これまでは日本から船でパキスタンを経由、陸路でアフガニスタンへ送られてきた。しかし、2025年10月にパキスタンとアフガニスタン国境が軍事衝突により閉鎖。パキスタンから航路でホルムズ海峡を通りアラブ首長国連邦(UAE)、そしてイランの港に輸送し、陸路でアフガニスタンへ送るルートに切り替えた。
ところが2月の米国によるイラン攻撃後、ホルムズ海峡周辺の情勢が悪化。昨年送った約6千個が安全上の理由から、経由地のパキスタンから国内に戻ってきた。加えて今年受け付けた分の約3千個も、都内の倉庫に積み上がったまま。ジョイセフのスタッフ、佐藤文枝さんは「今までにない状況に困惑している」と話す。
ランドセルが持つ特別な意味
ジョイセフによると、アフガニスタンの子どもたちにとって、ランドセルは単なる学用品ではない。貧困や慣習の中で学校に通えない子どもが多く、特に女の子は幼くして結婚させられることが多い。ランドセルを届けることで「これをもらったから学校へ通いたい」と親に訴えるきっかけにもなるという。

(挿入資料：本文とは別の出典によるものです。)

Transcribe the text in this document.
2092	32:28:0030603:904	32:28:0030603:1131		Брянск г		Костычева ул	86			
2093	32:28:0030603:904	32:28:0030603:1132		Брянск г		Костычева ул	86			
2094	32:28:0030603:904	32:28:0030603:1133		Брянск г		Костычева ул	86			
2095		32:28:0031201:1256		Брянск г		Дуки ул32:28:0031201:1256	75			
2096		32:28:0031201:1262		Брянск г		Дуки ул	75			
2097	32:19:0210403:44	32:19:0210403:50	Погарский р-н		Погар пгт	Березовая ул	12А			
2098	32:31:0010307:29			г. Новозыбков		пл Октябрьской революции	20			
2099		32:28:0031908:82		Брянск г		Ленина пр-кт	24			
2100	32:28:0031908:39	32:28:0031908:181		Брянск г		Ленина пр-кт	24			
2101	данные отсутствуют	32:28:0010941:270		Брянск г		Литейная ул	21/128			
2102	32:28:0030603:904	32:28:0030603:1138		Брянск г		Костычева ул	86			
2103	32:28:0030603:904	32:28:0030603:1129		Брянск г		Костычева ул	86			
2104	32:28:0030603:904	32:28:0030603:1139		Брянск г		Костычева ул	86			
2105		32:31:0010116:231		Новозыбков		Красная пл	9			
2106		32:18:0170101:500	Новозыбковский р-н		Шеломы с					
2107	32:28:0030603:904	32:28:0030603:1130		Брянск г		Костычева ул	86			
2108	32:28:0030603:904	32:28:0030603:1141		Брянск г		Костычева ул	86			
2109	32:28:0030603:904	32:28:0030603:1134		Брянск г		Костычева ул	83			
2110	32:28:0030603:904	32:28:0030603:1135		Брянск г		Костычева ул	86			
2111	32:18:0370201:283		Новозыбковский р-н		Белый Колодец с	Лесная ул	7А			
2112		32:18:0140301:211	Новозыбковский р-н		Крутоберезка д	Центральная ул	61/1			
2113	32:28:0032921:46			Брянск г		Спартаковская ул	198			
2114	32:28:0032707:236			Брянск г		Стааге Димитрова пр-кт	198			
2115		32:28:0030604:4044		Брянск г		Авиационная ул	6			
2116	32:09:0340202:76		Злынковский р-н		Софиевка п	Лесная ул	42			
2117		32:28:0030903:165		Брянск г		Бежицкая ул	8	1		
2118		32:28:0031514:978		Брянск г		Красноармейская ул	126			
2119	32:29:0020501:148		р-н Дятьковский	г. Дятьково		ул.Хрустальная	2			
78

支援者から送られてきたランドセルの中には、折り鶴やメッセージが添えられているものもあり、日本の子どもたちの思いも込められている。
今後の支援の行方
ジョイセフは今後、ホルムズ海峡周辺の状況を注視しながら、子どもたちへの支援を何らかの形で続けていくという。佐藤さんは「アフガニスタンの子どもたちのために、希望の光は閉ざしたくない」と話している。
アフガニスタンにはランドセルと一緒に文房具も届けられる予定だったが、現在はすべての輸送が停止している。NGOは代替ルートの確保や、他の支援団体との連携も模索している。